The film is already famous throughout Scotland for being partly filmed in Glasgow, doubling up as Philadelphia, most notably in the city centre for the aforementioned starting attack. It is great to see the city on the big screen, and it’s obvious not just because of its architecture, but also because it looks decidedly coooooold and dreich (for anyone not familiar with Scots, this word is almost always used in connection with the weather and means dreary and miserable, we use it a lot) and I wonder if local business won’t be able to milk that to some degree, a zombie cafe perhaps, or the occasional zombie flash dance on unsuspecting tourists would be interesting …

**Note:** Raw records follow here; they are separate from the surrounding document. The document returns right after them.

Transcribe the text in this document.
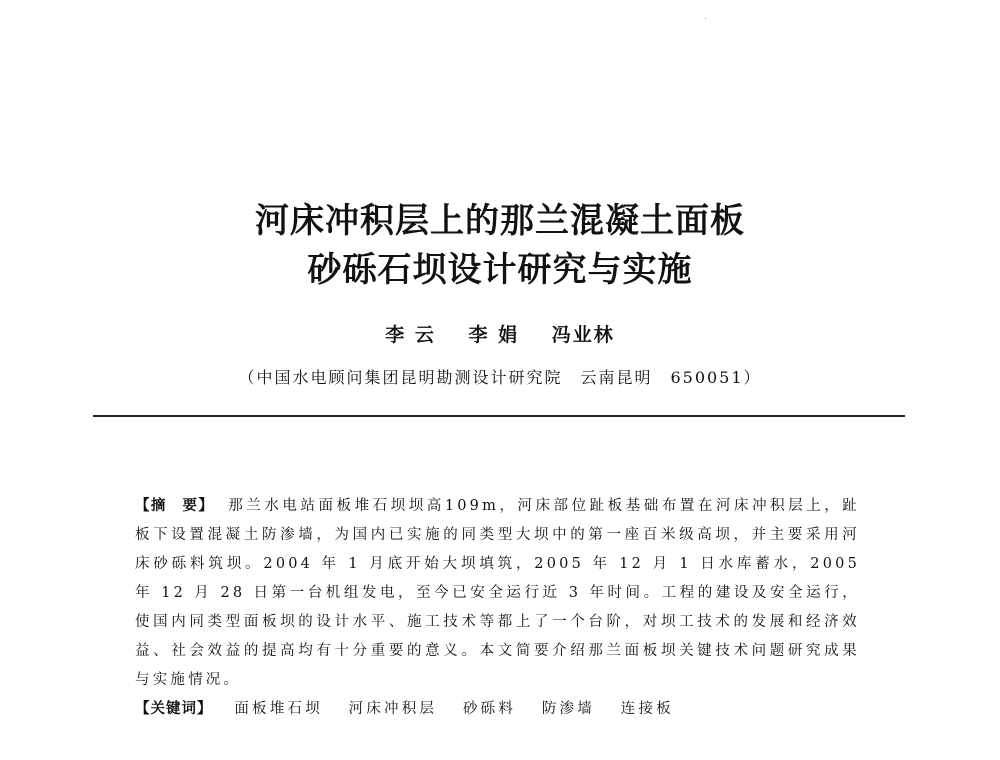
河床冲积层上的那兰混凝土面板
砂砾石坝设计研究与实施
李 云 李 娟 冯业林
（中国水电顾问集团昆明勘测设计研究院　云南昆明　650051）
【摘　要】 那兰水电站面板堆石坝坝高109m，河床部位趾板基础布置在河床冲积层上，趾板下设置混凝土防渗墙，为国内已实施的同类型大坝中的第一座百米级高坝，并主要采用河床砂砾料筑坝。2004 年 1 月底开始大坝填筑，2005 年 12 月 1 日水库蓄水，2005 年 12 月 28 日第一台机组发电，至今已安全运行近 3 年时间。工程的建设及安全运行，使国内同类型面板坝的设计水平、施工技术等都上了一个台阶，对坝工技术的发展和经济效益、社会效益的提高均有十分重要的意义。本文简要介绍那兰面板坝关键技术问题研究成果与实施情况。
【关键词】 面板堆石坝 河床冲积层 砂砾料 防渗墙 连接板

The film is planned as part one of a trilogy, so the studios may return to Scotland’s largest city in the future. On a similar vein, Neil Marshall’s ‘Doomsday’ (08) revolved around a deadly killer virus which, naturally, began with one person coughing on the streets of Glasgow city centre. England’s response to the outbreak is to build another wall to keep us out, much like the Romans did, and the rest of the world pretty much leaves Scotland to die. Being a hardy bunch we don’t, of course, but we do degenerate into cannibalism and tribal warfare. All, that is, except for Dundee, which essentially carries on as normal.